When I was living and working in Paris the first time (about 15 years ago), my daily commute took me through the Tuileries gardens. In every season, the walk was a highlight of my day. In spring, children float small sailboats in the ponds. In summer, tourists crowd the paths and the cafés. In autumn, the ground is covered with the leaves of the rows and rows of shade trees. In winter, I’d have the place nearly to myself each early morning and every early-dark afternoon.
#5: Shakespeare and Company
Two of my favorite things are classic-style architecture and books. Paris excels in both categories.
The best place in Paris to shop for English-language books is W.H. Smith on rue de Rivoli. When we lived here, my children and I would make a Sunday afternoon of an outing to W.H. Smith at least once a month.
However, the best place to experience books is Shakespeare and Company, the iconic bookstore on Paris’ Left Bank originally opened by American expat Sylvia Beach. The store closed during World War II and was restarted in its current incarnation in 1951 by George Whitman, whose daughter Sylvia (named after Beach) runs things today.
Generations of writers have found a Paris home in what is likely the most famous independent bookstore in the world thanks to Ernest Hemingway, who made his love for the place plain in his ode to Paris that he called “A Moveable Feast.”

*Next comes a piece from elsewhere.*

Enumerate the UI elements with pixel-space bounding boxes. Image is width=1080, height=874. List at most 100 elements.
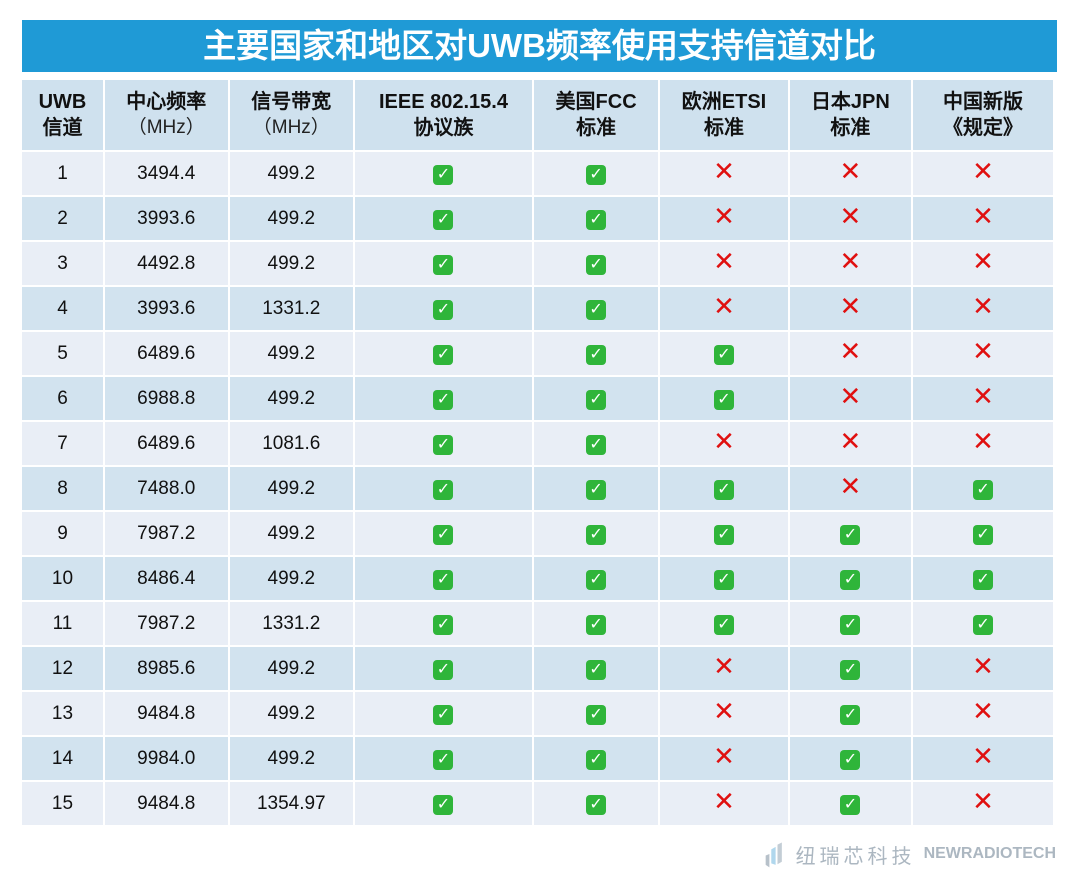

Bonus trivia: Paris’ Kilometer Zero sits right across the Seine in the courtyard of Notre-Dame, but Shakespeare often commandeers the term, even using it on their merchandise, as Kilometer Zero was also the name of a literary journal the book shop once published.
#6: Café Louis-Philippe
In a city where it’s tough to name a favorite restaurant, this would be mine. Situated opposite the Île Saint-Louis on the Quai de l’Hôtel-de-Ville in the southern corner of the Marais, just at the end of Pont Louis-Philippe from which the place takes its name, this is a typically Parisian bar-restaurant offering traditional French cuisine. Choose a table upstairs and try the frog legs Provençal or stuffed tomatoes with goat cheese to start followed by bœuf bourguignon (the best in the city, in my opinion).
#7: Moulin Rouge
Touristy and tacky were the two words that used to come first to mind when someone would mention the Moulin Rouge. Then, last summer, a friend invited me to see the show. It’s a great night out. Yes, touristy… but not tacky.
The wait staff does an excellent job managing the big crowds. The food was better than you’d expect given the context, dinner comes with a bottle of champagne, and the show was almost Vegas-worthy.
Most memorable for me was the near-naked lady swimming around inside the water-filled clear acrylic box on stage with a boa twice her size.
The can-can was fun, too.
Even if you don’t spring for dinner and a show at the Moulin Rouge (it’s not a cheap date), take the metro to this part of town to experience Paris’ bawdy, racy side.
This is the neighborhood Toulouse-Lautrec made famous with his posters of the local working girls. Today it feels more like Greenwich Village than a red-light district.
It’s also from where I write. Our little Paris operation is here in Paris’ city on the hill… and this summer Lief and I and our visiting LIOS staff are delighting in getting to know Montmartre better day by workaday.